Eventually, the message will run through the various filters, and hit the check:
//Check if the object should display
if ([inObject displayContent] && ([[inObject message] length] > 0)) {
At which point, it gets silently dropped into the nether. Not so, however, in C/R. The object is tracked until a certain event happens, at which point the object is re-introduced back into Adium as though it were new:
[[adium contentController] receiveContentObject:contentObject];
The end result is a pretty nice flow:
-
The user receives a message from a stranger.
This is where the message is set to not displayContent. Normally it would be lost, but C/R maintains it.
- The stranger is forced to answer a “challenge”.
-
If the stranger ever successfully responds to the challenge, all messages sent before are delivered to the user with displayContent set to YES.
If the stranger never successfully responds to the challenge, the message is dropped.
“Oh no! Not lost!” No, not lost. Here comes another round of tricking Adium’s API into doing something it doesn’t quite want to do. Incoming hidden messages are silently logged into an invisible group chat.
Adium’s logging system largely depends upon having an AIChat and a path to write to. We mitigate these requirements by giving it something to work with.
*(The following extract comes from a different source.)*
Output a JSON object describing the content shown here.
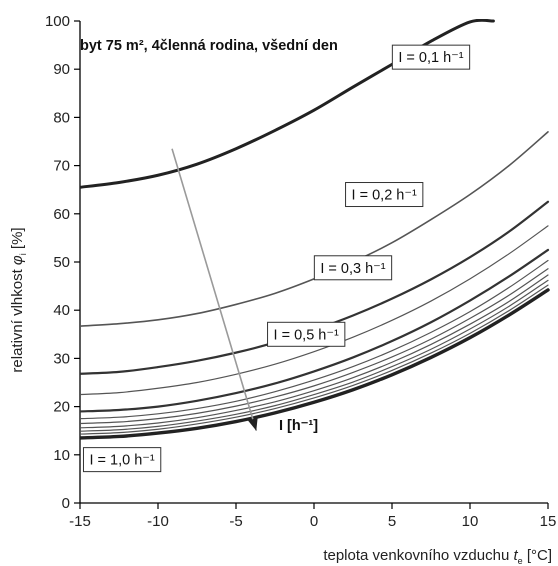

Our first step is to create a fake chat with a given name. We end up needing to create one per account, so we store the open chats in an NSArray:
AIChat *chat = [openChats objectForKey:[account internalObjectID]];
// Chat doesn't already exist, we have to make our own!
if(!chat) {
chat = [AIChat chatForAccount:account];
[chat setName:CHALLENGE_RESPONSE_CHAT_NAME];
[chat setIsGroupChat:YES];
[openChats setObject:chat forKey:[account internalObjectID]];
}
By calling the -chatForAccount: method, instead of one of the more glorious, direct and proper AIInterfaceController methods, we skip the opening-a-chat step and just get our object to work with. Silent, unknown chat; horrible if ever exposed, decent for our purpose.
The problem is, if we introduce our original content object back into the normal AIContentController code, we’re going to have it open and display in a chat; this is far from what we want. These messages need to remain hidden!
Once again, we trick Adium into doing our bidding. The logging plugin, AILoggerPlugin, listens to notifications for when to log data. This is our way in without using even more hacky methods:
[[NSNotificationCenter defaultCenter] addObserver:self
selector:@selector(contentObjectAdded:)
name:Content_ContentObjectAdded
object:nil];
It turns out, this is exactly where we need to be. -contentObjectAdded: does the appropriate logging.
With a little hacking (setting displayContent to YES) and posting a Content_ContentObjectAdded notification, the logging plugin will log our content object in the “wrong” place but for the chat we want:
[[adium notificationCenter] postNotificationName:Content_ContentObjectAdded
object:chat
userInfo:[NSDictionary dictionaryWithObjectsAndKeys:contentObject, @"AIContentObject", nil]];
If the content object ever needs to be displayed again, we introduce it normally. Nice, clean, and simple to maintain.
Exposing a public API to do these things would be in Adium’s best interest. Fun things like Bayesian filters could be used to do the heavy lifting and heuristic work. However, with marginal developer power and a large task of things to do, I wanted a quick and dirty plugin to get the job done, without having to do a new release of Adium to get the support working.
It’s not always important to go the clean route when doing something; if you’re able to sleep at night, pragmatism will get code out the door faster than layer upon layer of indirection.